Mazoşizm Nedir?

Masochism (masochism), gizli bir haz ya da doyum bulmak amacıyla acı, aşağılanma ve/veya ıstırabın peşinden gitmeyi ifade eder. Sadizm ve mazoşizm içgüdülerinin Freud tarafından eşleştirilmesine gönderme yapan sadomazoşizm (sadomasochism) terimi de sıklıkla kullanılmaktadır. Psikanalitik literatürde mazoşizm şu anlamlara gelir: 1) acı ya da aşağılanma deneyiminde bilinçli cinsel uyarılma ya da haz ile karakterize edilen cinsel davranış (cinsel mazoşizm (sexual masochism)); acı ya da aşağılanma cinsel uyarılma için mutlak bir gereklilik olduğunda, cinsel mazoşizm bir sapkınlık (mazoşistik sapkınlık (masochistic perversion)) olarak tanımlanır; 2) doyum ya da haz bulma amacıyla acı ya da ıstırabın peşinden gitmeyle karakterize edilen cinsel olmayan davranış (psişik mazoşizm (psychic masochism)); bu sonuncusunda hem arayış hem de haz (ya da her ikisi) bilinçdışıdır; 3) tüm karakteri ıstırap ya da hayal kırıklığının gizli arayışı etrafında örgütlenmiş bir kişiyi tanımlayan mazoşistik kişilik bozukluğu (masochistic personality disorder).

Masochism, sıklıkla kendine yönelik saldırganlığın (self-directed aggression) eşlik ettiği bir duygudurumu olan depresyondan ayırt edilmelidir. Bununla birlikte depresyon kimi zaman mazoşistik amaçlara hizmet edebilir ve bu durum mazoşistik kişilik bozukluğu olan bireylerde depresyon görülme riskini artırabilir. Masochism ayrıca psikopatolojinin tümünde görülebilen fakat kişinin özellikle aramadığı ıstıraptan da ayırt edilmelidir. Yaşamın pek çok olumlu başarısında belirli bir düzeyde ıstırabın bulunduğu kabul edilirse, mazoşizm terimi ancak acı ya da ıstırabın, uygun hedeflerin peşinden gitmek için gerekenden fazlasıyla arandığı ve bireyin kendi hedeflerinin meşru biçimde elde edilmesinden haz duyma kapasitesinin belirgin biçimde bozulduğu durumlar için kullanılmalıdır.

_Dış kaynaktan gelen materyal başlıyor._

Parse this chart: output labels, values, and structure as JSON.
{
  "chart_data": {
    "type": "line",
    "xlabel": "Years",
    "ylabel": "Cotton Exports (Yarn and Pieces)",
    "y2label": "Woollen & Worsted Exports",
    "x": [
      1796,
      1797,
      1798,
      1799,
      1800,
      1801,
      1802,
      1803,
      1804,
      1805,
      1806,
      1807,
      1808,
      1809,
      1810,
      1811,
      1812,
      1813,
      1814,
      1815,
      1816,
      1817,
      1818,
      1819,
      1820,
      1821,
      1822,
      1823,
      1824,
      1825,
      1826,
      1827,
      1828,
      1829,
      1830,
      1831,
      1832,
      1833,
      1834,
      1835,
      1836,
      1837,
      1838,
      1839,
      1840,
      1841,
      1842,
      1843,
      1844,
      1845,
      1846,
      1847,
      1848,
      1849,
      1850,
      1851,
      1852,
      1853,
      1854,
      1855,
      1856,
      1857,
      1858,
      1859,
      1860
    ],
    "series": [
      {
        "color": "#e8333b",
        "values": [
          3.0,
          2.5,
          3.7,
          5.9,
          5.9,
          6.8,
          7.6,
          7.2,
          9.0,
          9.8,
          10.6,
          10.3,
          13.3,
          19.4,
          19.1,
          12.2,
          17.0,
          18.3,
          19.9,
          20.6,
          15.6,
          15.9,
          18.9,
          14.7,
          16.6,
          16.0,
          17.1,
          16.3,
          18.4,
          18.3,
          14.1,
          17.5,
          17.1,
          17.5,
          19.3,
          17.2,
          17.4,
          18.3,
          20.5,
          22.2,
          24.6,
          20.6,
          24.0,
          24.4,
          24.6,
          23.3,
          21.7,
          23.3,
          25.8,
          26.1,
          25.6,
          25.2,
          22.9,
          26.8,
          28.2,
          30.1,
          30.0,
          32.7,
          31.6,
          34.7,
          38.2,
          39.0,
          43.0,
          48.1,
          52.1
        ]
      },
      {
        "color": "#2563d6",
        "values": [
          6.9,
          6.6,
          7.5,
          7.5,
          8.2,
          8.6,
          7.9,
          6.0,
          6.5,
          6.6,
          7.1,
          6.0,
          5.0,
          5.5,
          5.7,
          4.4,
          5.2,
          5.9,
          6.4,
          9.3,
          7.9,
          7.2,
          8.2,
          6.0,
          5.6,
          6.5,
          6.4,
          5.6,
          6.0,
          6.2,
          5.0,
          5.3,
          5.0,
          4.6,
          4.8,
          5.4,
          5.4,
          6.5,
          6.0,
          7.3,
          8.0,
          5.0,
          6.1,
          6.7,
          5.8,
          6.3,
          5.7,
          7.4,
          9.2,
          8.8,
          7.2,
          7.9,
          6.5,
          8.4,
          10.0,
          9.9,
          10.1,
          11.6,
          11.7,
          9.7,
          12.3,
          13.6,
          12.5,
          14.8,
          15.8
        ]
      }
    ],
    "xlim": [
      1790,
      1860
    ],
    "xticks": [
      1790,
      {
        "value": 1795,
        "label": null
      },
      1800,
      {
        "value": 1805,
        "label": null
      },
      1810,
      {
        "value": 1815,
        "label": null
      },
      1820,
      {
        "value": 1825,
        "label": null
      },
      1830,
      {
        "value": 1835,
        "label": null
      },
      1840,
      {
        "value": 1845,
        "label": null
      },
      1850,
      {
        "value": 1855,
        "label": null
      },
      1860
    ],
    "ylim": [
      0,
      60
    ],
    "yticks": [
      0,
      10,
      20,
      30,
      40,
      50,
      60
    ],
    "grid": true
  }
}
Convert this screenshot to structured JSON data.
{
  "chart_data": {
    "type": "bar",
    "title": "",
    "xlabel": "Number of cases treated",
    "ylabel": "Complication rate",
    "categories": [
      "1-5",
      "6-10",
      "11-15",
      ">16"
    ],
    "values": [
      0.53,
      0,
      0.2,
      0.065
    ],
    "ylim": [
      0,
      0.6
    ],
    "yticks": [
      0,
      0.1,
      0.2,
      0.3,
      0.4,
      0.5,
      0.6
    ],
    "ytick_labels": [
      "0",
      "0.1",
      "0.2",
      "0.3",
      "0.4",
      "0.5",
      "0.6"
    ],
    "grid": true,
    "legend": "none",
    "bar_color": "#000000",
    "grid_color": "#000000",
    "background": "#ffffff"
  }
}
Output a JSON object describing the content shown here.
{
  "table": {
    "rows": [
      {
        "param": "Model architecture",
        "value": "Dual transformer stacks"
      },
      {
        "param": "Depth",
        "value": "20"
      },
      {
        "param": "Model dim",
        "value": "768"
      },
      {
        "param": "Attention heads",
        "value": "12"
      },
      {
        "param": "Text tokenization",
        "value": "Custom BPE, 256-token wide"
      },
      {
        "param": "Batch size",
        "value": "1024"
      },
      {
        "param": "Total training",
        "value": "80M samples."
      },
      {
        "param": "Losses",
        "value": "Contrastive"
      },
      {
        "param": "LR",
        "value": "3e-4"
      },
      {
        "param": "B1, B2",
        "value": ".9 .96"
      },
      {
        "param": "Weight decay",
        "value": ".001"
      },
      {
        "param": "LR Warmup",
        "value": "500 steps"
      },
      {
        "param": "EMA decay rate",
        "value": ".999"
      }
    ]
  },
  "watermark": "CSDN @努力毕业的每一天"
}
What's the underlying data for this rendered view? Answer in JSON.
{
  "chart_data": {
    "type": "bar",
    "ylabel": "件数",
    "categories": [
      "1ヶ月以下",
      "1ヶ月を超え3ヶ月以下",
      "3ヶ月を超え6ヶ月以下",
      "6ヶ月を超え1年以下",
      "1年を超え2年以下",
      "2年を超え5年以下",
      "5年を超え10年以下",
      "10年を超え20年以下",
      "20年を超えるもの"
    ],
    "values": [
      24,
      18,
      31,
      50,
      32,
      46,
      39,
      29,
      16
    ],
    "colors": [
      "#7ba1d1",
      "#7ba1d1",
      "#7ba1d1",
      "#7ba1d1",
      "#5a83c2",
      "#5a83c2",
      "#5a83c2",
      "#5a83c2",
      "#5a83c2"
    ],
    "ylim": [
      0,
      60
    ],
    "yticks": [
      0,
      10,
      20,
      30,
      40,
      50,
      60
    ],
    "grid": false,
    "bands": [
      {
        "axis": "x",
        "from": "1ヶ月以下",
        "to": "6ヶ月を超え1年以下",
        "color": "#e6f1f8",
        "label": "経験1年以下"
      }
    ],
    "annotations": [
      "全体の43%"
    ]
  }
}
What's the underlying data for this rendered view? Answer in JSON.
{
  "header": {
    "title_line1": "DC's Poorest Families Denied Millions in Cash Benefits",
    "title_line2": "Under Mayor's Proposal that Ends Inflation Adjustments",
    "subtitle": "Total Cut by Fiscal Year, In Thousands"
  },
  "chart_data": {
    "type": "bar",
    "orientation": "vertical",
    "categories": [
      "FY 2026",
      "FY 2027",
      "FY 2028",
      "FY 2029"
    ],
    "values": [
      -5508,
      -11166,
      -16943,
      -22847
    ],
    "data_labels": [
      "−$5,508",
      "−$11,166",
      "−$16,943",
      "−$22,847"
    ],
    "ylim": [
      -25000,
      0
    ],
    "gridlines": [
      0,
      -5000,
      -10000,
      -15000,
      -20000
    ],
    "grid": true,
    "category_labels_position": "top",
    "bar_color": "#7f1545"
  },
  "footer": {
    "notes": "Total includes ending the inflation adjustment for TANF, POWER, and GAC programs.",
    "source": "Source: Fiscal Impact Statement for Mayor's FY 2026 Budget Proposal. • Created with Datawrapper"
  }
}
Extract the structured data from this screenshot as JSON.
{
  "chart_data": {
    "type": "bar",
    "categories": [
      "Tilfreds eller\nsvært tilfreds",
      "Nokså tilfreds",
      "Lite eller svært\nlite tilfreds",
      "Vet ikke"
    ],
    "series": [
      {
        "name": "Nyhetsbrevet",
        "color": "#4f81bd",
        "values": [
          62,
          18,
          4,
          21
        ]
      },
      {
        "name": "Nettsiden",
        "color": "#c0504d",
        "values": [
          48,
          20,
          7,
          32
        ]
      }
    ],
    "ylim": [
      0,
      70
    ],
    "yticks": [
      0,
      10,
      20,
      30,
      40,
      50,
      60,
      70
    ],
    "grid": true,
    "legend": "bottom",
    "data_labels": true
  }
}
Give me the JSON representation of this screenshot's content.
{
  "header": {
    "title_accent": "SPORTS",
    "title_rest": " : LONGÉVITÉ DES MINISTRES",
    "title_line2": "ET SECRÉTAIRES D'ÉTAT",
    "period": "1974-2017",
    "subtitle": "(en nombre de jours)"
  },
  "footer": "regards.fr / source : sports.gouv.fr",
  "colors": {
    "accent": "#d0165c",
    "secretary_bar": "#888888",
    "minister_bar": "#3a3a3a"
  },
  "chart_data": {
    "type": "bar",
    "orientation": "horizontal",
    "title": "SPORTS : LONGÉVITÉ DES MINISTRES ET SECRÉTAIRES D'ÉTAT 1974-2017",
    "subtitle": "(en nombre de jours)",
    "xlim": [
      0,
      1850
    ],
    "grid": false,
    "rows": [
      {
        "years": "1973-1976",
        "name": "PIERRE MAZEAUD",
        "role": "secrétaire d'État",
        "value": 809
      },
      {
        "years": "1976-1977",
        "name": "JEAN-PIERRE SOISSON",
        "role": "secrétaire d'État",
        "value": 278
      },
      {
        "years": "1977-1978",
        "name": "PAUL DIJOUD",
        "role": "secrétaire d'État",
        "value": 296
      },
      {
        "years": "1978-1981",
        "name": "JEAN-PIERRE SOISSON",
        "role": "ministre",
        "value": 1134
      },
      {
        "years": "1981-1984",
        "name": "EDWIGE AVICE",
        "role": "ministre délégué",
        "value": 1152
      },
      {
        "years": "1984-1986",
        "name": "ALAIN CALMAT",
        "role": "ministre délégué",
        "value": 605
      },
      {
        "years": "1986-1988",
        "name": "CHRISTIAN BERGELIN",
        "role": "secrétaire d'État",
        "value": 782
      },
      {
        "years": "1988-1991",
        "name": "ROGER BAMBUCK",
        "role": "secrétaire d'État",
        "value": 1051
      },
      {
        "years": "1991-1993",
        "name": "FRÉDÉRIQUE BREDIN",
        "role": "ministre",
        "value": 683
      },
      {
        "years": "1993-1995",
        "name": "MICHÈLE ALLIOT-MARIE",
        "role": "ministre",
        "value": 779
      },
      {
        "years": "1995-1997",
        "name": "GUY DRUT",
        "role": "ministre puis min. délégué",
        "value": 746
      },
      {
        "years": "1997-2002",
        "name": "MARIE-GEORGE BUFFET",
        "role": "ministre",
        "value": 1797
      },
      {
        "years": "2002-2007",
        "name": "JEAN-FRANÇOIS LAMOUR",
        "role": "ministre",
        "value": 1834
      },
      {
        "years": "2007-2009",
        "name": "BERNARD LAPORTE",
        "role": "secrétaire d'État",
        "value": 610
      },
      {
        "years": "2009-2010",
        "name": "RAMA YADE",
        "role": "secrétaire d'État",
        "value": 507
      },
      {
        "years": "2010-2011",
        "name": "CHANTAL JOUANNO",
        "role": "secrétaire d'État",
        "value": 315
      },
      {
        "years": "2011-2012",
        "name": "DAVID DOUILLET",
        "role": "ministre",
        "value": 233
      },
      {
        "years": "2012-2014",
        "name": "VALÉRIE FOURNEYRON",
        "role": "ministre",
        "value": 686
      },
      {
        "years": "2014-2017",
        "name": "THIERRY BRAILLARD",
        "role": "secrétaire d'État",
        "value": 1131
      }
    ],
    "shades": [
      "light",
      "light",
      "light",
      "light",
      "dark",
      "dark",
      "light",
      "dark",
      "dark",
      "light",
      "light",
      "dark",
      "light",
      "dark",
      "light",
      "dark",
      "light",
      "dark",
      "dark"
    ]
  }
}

Masochism, çeşitli düzeylerde gizli bir doyumun eşlik ettiği kendine zarar verici davranışın yaygın, hatta evrensel oluşu nedeniyle, klinik psikanalizde merkezi bir rol oynar; nitekim belirli bir düzeyde mazoşizm herkesin psikolojik yaşamının bir özelliğidir. Kuramsal açıdan bakıldığında mazoşizm önemlidir; çünkü varlığı, Freud’un (1920a) tanımladığı gibi “haz ilkesinin ötesinde” işleyen (ya da öyle görünen) psikolojik etkenlerin dikkate alınmasını gerektirir. Teori gelişim tarihinde, mazoşizm, saldırganlığın ve süperegonun incelenmesiyle yakından ve ayrılmaz biçimde bağlantılı olmuştur. Daha yakın dönem literatürü ise mazoşizmi nesne ilişkileri ya da bağlanma ve/veya narsisizm bağlamındaki sorunlar üzerinden anlamaya çalışmaktadır.

Mazoşizm terimi, 1895’te Von Krafft-Ebing tarafından, cinsel doyuma ulaşmak için acının zorunlu bir unsur olduğu bir cinsel sapkınlığı tanımlamak amacıyla ortaya atılmıştır. Bu yeni sözcük, sevdiği kadına umutsuzca âşık olan bir erkeğin acı ve ıstırabını anlatan ve onu kendisini köleleştirmeye ikna ettiği von Sacher-Masoch’un Venus in Furs adlı romanından türetilmiştir. Freud, mazoşizm terimini başlangıçta mazoşistik cinsel sapkınlığa atıfta bulunmak üzere benimsemiştir. Freud, acıdaki haz paradoksuyla, “zalimlik ile cinsel içgüdü arasında yakın bir bağlantı” varsayarak başa çıkmış; bunu, nesneyi boyunduruk altına alma gereksiniminden türeyen evrimsel/biyolojik terimlerle açıklamıştır. Libido’nun bu doğuştan niteliği nedeniyle “her acı, kendi içinde bir haz duygusunun olanağını barındırır.” Bu erken çalışmasında Freud (1905b), mazoşizmi sadizmin her zaman ilişki içinde bulunduğu “ters” ya da “pasif” ifadesi olarak tanımlamıştır. İçgüdü kuramı geliştikçe Freud (1915b), mazoşizmi saldırganlığın -ki hâlâ libidonun bir yönü olarak görülmektedir- suçluluk ve/veya hadım edilme korkularına yanıt olarak benliğe yönelmiş bir dışavurumu biçiminde kavramsallaştırdı. Freud (1919b) mazoşizmi, çocukların dayak fantezileriyle ilişkilendirdi; bu fanteziler, ödipal itkilerden anal-sadistik itkilerine doğru savunmacı bir gerilemeye karşılık gelir ve suçluluk ile kendini cezalandırma talepleri karşısında benliğe yönelmiştir. Böylece “mazoşizmin özü” “suçluluk duygusu ile cinsel aşkın birleşmesidir.”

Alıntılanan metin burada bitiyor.